Trump doesn’t really believe in institutions or rules. He doesn’t like the Foreign Corrupt Practices Act because he thinks it’s inconvenient not to be able to bribe foreign officials. He doesn’t see any reason a president shouldn’t try to get the FBI director to stop an investigation into one of his close associates. He took the position that the pledge obligating Republican presidential candidates to support the party’s eventual nominee was binding if he was the nominee and optional if somebody else was the nominee.
So why would Trump care about an abstract concept like “the United States should resist foreign interference in our elections?”
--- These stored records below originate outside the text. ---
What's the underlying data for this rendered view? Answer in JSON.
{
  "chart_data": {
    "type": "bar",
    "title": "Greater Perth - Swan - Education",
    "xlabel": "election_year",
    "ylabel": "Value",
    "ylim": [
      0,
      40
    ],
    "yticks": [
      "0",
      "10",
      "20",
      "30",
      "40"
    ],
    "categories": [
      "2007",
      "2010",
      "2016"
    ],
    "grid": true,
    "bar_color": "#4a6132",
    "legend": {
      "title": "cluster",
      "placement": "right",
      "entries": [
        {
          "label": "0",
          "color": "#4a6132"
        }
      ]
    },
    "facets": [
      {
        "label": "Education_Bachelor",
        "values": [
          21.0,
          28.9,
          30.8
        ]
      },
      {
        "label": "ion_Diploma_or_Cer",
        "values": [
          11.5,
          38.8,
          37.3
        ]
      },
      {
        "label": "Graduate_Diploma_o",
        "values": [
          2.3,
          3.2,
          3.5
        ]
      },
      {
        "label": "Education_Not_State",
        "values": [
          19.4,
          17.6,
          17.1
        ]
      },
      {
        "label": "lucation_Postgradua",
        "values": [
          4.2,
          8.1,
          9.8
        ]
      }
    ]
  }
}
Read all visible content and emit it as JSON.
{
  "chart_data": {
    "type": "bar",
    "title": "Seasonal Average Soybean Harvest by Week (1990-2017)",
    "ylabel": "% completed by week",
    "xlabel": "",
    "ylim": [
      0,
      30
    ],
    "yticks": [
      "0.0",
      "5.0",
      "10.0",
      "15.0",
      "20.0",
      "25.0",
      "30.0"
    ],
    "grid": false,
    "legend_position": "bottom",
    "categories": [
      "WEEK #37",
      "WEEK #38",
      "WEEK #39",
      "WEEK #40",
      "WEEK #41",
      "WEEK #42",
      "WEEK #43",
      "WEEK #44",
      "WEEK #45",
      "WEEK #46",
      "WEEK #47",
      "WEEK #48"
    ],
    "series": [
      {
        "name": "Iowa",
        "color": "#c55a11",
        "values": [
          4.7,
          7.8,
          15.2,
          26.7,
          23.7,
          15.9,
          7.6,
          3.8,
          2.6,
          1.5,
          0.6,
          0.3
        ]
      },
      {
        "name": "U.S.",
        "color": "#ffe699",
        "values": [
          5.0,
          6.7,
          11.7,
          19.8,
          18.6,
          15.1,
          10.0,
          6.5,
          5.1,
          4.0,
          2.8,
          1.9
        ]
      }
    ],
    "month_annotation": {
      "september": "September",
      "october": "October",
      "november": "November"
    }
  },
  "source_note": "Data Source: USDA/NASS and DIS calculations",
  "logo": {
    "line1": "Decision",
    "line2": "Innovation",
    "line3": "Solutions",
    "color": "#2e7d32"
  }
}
Instead of heeding rules and institutions, Trump follows a simple principle of his own: Things that are good for Trump are good, and things that are bad for Trump are bad.
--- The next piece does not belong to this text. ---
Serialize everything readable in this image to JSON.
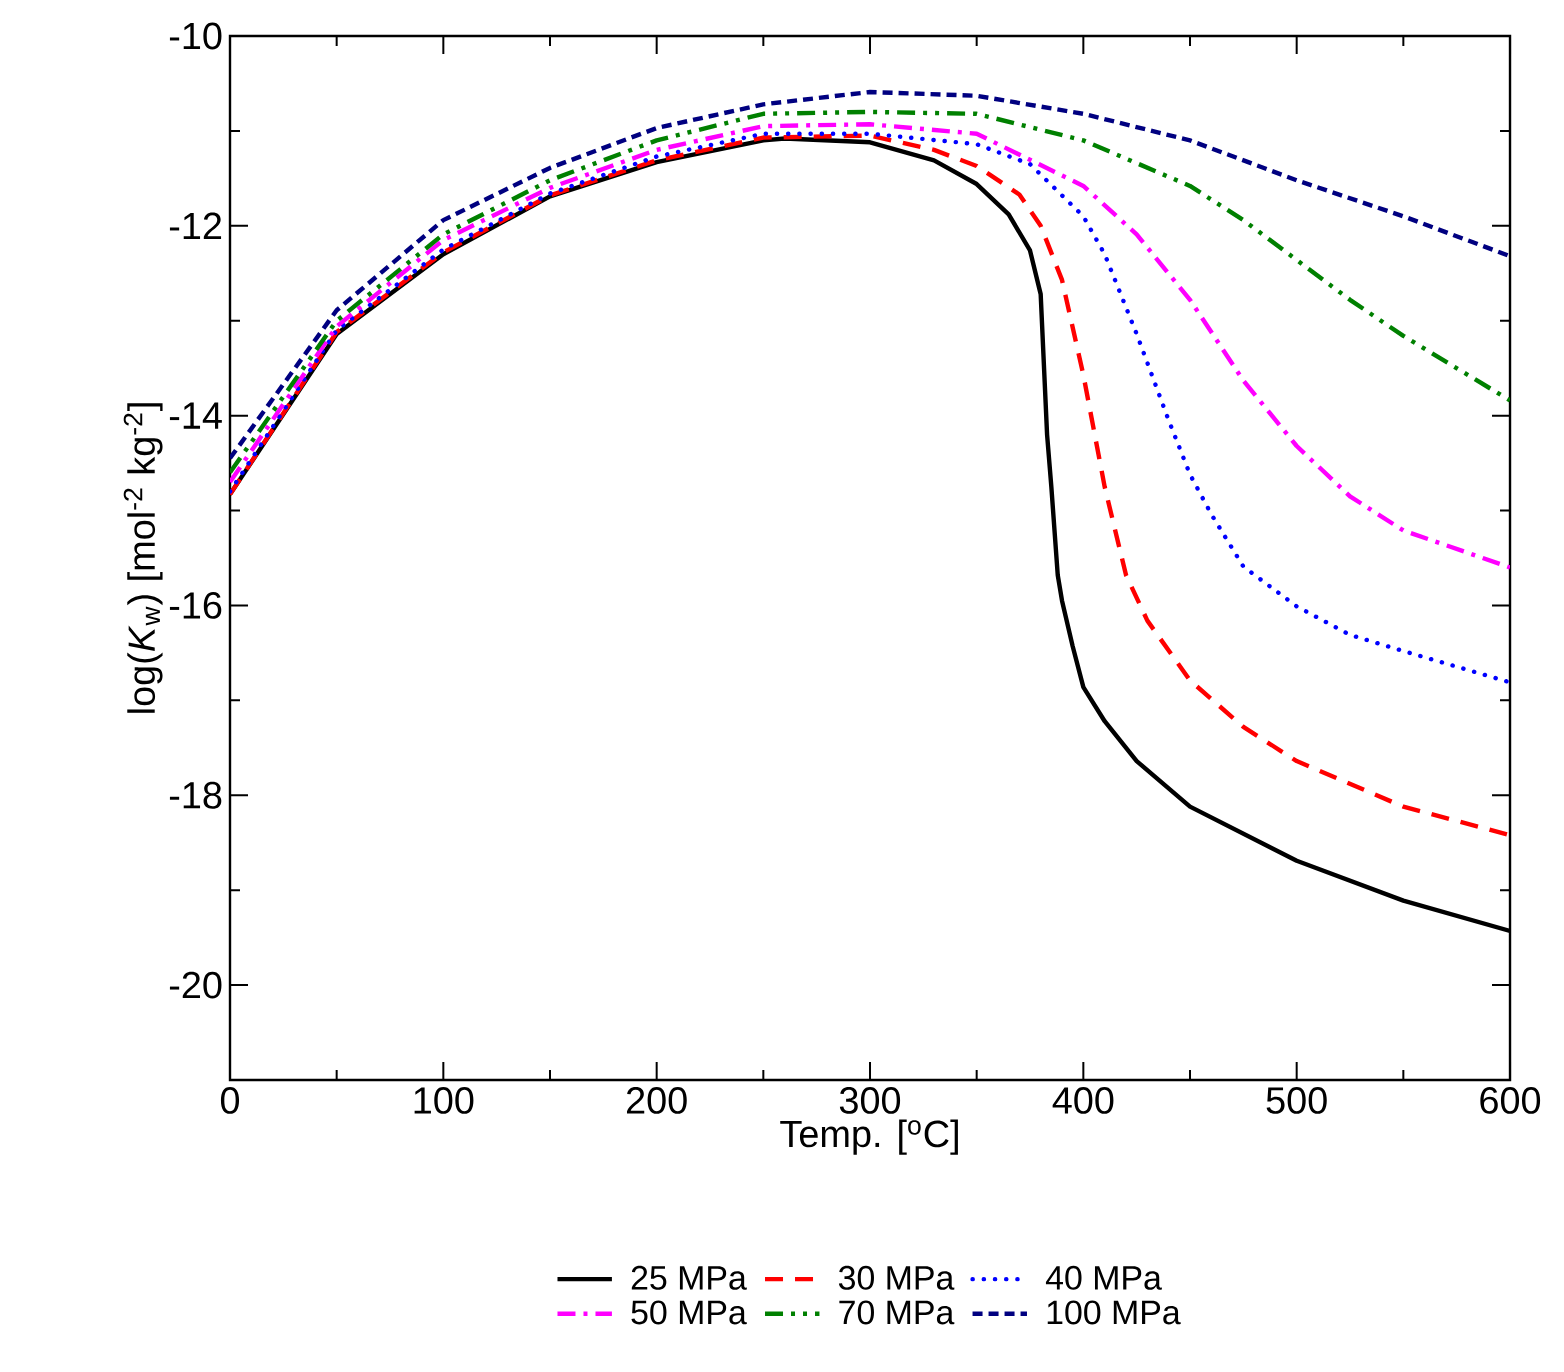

So, leaning on the FBI director is definitely bad if you’re doing it to benefit one of Trump’s political opponents, but it’s fine if you’re doing it to benefit one of his friends. The GOP candidate pledge didn’t bind him because he had been treated “unfairly,” but once he won the nomination it was horrible that some of his defeated opponents wouldn’t endorse him.
Obviously, Trump would think foreign election interference was bad if the interference had been against him. But if the interference was for him? What’s wrong with that? Maybe that’s even a good thing.
Of course, it would be politically problematic for Trump to come out and say he doesn’t care if Putin interfered on his behalf. Acting like he’s not sure the Russians did anything gives him a pretext for his choice not to do anything to them in return.